Si bien évidemment Vivaldi ou Caldara semblent ne plus être des inconnus, il restera toujours quelques merveilles qui dorment dans les bibliothèques à redécouvrir, et qui sont la quintessence même de que ce l'auteur du livret, Frédéric Delaméa appelle avec beaucoup de justesse "l'illusion profane". Mais il faut aussi des interprètes de talent, pour rendre vibrante et poignante ces musiques dont certains disent qu'elles furent composées au kilomètre. Et plus que du talent, il faut également de la passion pour nous en faire percevoir, tout ce qui en fait la rareté et la beauté flamboyante et envoûtante.

Ce CD est une de ses rencontres uniques entre un répertoire et des musiciens inspirés.

Le timbre mordoré, la ductilité vocale de Max Emanuel Cencic, font merveille dans ces arias, qui dépassent ici la "simple" virtuosité.  Elle est acquise et dépassée et le contre-ténor nous fait atteindre ici une émotion si profondément bouleversante, par un legato infini, qu'elle nous emporte à la limite de l'inconscience, dans "Dolce mio ben, mia vita" extrait de Flavio Anicio Olibrio de Gasparini ou dans "Sposa... non mi consci" extrait de Merope du même compositeur.
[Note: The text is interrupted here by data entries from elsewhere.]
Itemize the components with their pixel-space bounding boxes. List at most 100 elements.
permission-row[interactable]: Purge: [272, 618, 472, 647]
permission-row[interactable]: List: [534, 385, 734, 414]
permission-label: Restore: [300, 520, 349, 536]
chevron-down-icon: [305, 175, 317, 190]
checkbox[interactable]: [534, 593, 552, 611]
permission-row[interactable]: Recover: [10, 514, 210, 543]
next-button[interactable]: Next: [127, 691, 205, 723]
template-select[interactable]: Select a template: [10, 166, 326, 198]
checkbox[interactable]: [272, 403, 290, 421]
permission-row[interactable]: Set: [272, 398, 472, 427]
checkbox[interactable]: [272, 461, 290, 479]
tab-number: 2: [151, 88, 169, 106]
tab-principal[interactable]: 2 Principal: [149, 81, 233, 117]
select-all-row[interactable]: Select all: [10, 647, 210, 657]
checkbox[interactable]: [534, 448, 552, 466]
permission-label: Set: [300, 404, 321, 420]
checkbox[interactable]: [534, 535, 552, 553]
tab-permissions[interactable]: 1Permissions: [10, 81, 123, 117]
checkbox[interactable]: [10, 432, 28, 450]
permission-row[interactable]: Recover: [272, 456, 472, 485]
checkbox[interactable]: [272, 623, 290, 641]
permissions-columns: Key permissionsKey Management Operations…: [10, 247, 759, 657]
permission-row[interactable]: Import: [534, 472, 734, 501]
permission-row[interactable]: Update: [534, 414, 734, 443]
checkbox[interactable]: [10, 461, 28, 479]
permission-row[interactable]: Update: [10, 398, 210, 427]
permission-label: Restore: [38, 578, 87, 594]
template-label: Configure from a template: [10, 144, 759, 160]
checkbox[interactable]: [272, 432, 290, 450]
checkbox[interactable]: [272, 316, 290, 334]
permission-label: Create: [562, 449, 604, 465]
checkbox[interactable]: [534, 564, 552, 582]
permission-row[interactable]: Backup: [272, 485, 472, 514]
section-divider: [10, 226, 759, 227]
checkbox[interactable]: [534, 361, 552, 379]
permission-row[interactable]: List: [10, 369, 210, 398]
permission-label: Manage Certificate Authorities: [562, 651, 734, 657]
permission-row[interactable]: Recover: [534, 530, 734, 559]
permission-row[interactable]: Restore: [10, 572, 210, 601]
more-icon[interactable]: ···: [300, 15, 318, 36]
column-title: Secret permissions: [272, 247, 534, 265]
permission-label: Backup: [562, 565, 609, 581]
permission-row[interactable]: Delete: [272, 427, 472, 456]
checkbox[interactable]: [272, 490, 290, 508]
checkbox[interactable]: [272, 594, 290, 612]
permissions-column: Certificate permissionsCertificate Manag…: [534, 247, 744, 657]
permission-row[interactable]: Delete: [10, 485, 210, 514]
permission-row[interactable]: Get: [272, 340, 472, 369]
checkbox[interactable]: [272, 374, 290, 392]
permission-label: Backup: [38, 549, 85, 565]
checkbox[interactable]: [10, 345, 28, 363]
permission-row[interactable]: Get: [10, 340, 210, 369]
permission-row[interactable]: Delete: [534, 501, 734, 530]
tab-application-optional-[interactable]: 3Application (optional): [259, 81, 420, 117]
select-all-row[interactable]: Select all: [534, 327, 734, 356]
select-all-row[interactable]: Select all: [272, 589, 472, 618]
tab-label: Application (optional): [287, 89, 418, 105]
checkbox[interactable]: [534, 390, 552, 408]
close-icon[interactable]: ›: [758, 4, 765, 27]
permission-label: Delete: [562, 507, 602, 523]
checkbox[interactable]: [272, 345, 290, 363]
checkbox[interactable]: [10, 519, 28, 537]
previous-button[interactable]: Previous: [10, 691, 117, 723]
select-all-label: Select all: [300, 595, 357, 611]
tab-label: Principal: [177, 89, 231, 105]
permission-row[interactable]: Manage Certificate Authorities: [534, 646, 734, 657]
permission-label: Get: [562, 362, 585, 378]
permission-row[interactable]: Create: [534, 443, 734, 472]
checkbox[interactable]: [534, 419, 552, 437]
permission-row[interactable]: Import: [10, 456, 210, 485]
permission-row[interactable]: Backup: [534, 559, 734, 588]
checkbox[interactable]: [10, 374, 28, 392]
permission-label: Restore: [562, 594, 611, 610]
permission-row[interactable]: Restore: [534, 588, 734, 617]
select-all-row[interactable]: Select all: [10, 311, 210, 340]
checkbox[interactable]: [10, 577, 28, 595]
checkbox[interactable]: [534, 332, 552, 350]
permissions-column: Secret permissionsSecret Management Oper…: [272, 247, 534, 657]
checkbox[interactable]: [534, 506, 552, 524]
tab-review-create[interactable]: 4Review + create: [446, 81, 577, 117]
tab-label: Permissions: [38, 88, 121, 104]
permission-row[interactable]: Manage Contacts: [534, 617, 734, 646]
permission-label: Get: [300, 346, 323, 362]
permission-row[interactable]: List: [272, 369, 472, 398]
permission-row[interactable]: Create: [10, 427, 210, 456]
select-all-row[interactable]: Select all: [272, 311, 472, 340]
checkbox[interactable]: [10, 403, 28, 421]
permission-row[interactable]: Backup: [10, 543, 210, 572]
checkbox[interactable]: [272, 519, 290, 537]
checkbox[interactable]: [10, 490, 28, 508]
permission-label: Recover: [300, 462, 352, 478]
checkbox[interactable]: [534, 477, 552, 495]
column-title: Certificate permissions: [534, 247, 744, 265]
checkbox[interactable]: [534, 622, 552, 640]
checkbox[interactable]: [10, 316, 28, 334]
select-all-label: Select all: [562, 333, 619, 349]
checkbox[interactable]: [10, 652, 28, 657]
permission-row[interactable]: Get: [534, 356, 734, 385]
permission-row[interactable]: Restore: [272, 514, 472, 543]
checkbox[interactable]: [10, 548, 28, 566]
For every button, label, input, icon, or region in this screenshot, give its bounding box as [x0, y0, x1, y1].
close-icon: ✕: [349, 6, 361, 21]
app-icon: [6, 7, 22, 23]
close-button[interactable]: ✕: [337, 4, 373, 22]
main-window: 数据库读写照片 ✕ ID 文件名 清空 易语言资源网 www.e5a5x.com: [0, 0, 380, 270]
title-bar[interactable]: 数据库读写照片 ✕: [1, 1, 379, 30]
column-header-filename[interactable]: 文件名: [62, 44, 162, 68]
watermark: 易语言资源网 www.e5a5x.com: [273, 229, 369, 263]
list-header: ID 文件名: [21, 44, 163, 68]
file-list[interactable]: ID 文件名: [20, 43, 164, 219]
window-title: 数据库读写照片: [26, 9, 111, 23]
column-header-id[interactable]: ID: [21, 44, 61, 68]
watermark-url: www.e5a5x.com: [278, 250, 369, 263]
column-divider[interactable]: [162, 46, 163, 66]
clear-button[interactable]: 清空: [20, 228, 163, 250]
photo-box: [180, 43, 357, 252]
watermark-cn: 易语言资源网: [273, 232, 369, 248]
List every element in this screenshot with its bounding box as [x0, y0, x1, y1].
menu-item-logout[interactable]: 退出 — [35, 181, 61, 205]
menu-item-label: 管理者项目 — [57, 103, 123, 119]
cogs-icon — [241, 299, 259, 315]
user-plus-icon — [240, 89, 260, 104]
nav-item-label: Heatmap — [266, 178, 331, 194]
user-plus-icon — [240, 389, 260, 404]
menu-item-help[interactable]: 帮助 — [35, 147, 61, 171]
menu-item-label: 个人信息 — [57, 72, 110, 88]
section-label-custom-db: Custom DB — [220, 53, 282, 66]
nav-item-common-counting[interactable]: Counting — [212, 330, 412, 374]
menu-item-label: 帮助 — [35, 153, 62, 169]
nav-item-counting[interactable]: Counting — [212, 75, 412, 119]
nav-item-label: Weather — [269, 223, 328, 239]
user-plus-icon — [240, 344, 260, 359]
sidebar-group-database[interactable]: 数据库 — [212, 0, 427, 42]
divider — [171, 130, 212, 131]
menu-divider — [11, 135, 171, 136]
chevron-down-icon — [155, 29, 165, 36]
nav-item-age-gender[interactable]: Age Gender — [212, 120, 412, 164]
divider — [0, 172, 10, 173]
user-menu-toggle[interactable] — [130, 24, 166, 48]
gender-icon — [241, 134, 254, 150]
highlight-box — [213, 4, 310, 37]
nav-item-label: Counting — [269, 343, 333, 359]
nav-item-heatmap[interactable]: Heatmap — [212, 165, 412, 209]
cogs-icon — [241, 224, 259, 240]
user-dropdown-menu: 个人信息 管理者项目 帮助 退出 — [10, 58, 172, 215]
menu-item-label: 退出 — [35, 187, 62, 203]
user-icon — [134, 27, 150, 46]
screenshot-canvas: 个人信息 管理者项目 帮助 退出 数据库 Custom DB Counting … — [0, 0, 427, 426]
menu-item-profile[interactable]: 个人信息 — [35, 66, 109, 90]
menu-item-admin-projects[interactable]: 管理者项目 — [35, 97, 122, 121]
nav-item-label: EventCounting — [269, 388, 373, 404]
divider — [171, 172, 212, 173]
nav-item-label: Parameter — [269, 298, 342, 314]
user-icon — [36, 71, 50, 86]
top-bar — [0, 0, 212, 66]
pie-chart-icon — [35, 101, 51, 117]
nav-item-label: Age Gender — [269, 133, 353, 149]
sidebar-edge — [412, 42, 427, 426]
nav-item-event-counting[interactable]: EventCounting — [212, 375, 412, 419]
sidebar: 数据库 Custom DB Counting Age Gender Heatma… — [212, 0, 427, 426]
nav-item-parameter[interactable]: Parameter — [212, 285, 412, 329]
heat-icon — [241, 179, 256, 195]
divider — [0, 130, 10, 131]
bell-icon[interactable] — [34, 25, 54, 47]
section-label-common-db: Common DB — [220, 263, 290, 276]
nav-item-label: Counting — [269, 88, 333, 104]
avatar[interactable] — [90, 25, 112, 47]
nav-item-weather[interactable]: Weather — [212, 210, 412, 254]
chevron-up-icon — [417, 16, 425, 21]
Et pas une des pièces de fureur, n'expriment réellement la colère, mais plutôt un désespoir déchirant, où sa tessiture unique et expressive, peint la noirceur du drame avec une gradation des nuances d'une subtilité à couper le souffle. On en veut pour preuve, "Io son rea dell'onor mio" extrait d'Argippo de Vivaldi ou "Mi vuoi tradir, lo so", du même, extrait de La Verità in cimento.

ricardo minasiIl est accompagné d'un ensemble qui aussi jeune qu'il soit, possède une luminosité et une palette de couleurs somptueuses, qui en fait une bien belle révélation. La direction de Ricardo Minasi est aussi chantante que son violon. Le si sublime dialogue qui s'instaure entre le chanteur, les théorbes et le violon dans "Pianta bella, pianta amata", extrait de Il nascimento de l'Aurora d'Albinoni, est à l'image d'une complicité souriante entre les musiciens et celui dont ils portent le chant au comble de l'émotion, sans jamais céder à la moindre facilité. Ici l'orchestre murmure, gronde, irradie, crée des climats évocateurs de ces univers multiples où se jouent les tragédies. Rien n'est surjoué, tout est d'une délicatesse sans maniérisme, mais à fleur de peau. Les larmes que laisse échapper la colère face à la honte d'y avoir cédé ou à la tromperie, redonnent vie à un théâtre d'une beauté fulgurante.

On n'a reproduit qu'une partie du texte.